The rolling around part of the gameplay is very reminiscent of games like Marble Blast or Marble Madness, and places an emphasis on platforming with a focus on physics based maneuvering and precision. It’s quite fun really, and it often makes some excellent use of the terrain to provide some very enjoyable scenarios for you to play around in.
The other half of the gameplay revolves around Skully taking on the form of three different humanoid creatures, each of which are unlocked rapidly over the course of the game, and are used for solving different problems.
The first form you unlock allows you to smash through cracks in the walls to open up new pathways, and even perform a slam attack that you can use to eradicate enemies. The other two forms aren’t really combat oriented, and focus more on giving players the ability to move platforms and even gain access to moves like the double jump.
Now I’ll be completely straightforward here: I did not like the aspect of Skully’s gameplay that revolves around combat. It’s boring, uninspired, and frankly extremely repetitive. Combat encounters feel so forced and unnecessary, and that’s not at all helped by the fact that your moveset is so extremely limited.
Puzzle solving is much more tolerable, but even then most of them are really simple and unimaginative. To be fair, there are some that really stand out from the rest, but those are very few in number.
I didn’t like that the game forced me to stop playing through the fun and fluid rolling sections of the game to solve puzzles and engage in combat so often, and that’s especially true during the latter part of the game when you have to make use of all three different forms at the same time.

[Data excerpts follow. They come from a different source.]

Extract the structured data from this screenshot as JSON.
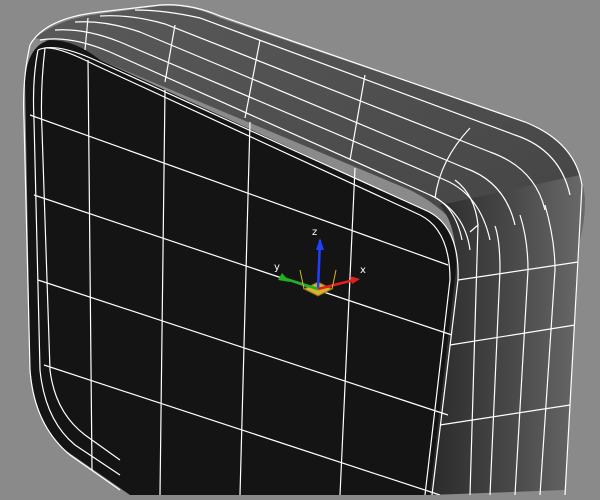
{
  "viewport": {
    "background": "#8a8a8a",
    "object": {
      "name": "rounded-box-mesh",
      "front_face_color": "#151515",
      "top_face_color": "#4a4a4a",
      "side_face_color": "#3a3a3a",
      "wireframe_color": "#ffffff"
    },
    "gizmo": {
      "x_label": "x",
      "y_label": "y",
      "z_label": "z",
      "x_color": "#e02020",
      "y_color": "#20b020",
      "z_color": "#2040ff",
      "plane_color": "#d4b430"
    }
  }
}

These sections could have been used to provide a very welcome change of pace if they were well designed and used sparingly, but instead they’re mostly a hindrance.
Another more technical problem that plagues the puzzles are the bugs I encountered during my time with the game. As mentioned above, two of the forms you have access to can move platforms in the world, and various times during my playthrough they just refused to move the way I wanted them to, if they moved at all.

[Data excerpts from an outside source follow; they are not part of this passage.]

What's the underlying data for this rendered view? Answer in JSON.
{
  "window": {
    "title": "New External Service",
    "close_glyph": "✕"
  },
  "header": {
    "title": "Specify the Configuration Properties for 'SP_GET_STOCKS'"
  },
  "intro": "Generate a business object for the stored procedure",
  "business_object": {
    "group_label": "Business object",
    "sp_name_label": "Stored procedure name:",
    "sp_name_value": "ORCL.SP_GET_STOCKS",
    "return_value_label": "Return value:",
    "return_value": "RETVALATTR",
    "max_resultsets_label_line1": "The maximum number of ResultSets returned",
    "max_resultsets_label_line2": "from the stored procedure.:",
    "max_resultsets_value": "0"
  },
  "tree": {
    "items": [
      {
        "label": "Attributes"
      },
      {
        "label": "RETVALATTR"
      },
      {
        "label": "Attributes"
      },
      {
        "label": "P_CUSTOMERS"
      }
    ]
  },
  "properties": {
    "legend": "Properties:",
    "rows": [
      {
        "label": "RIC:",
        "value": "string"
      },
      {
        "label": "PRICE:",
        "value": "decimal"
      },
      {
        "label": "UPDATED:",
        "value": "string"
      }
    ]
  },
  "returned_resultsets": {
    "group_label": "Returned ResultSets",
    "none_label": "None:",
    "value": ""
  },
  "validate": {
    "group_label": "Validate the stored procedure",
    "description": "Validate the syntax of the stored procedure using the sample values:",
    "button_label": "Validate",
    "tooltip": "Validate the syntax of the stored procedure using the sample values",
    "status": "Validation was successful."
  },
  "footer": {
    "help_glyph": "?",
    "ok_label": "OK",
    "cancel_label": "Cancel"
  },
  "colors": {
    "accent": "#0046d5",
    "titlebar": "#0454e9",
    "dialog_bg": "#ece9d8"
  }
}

The game also seems to generally lack a lot of polish, especially in terms of combat animations and enemy movements and behaviours. There’s a rigidness to these features that you don’t really expect from a finished product, even one as clearly small scale as Skully.
This lack of polish also extends to the look of the game, which while pretty in terms of graphics, has this distinctly unfinished feel. Spend a few hours with Skully and everything from the foliage, to the collectables and even the text boxes will make you feel like you’re playing a tech demo as opposed to a finished game.
The only thing that makes Skully feel a bit more complete is the inclusion of a narrative, and even then I can’t really sing it’s praises. It’s just serviceable enough to provide context for why an animated skull is going about doing the things it’s doing on an island paradise, but that’s just about all I have to say about it.
In conclusion, about half of what Skully’s gameplay has to offer is really fun and enjoyable, but that fun is often marred by the inclusion of uninspired puzzles and utterly unnecessary combat sections. The game also needs a lot of polish as of now, and I find it hard to recommend it to anyone other than the most dedicated platformer fans.
Skully is set for release on the Xbox One, PlayStation 4, Nintendo Switch and PC on 4th August, 2020. It was developed by Finish Line Games and published by Modus Games. This review covers the Xbox One version of the game.
The review code was provided by the publisher.
Skully is an interesting platformer with some very clever ideas. But poor execution of those ideas and a general lack of polish makes it just feel like a glorified tech demo.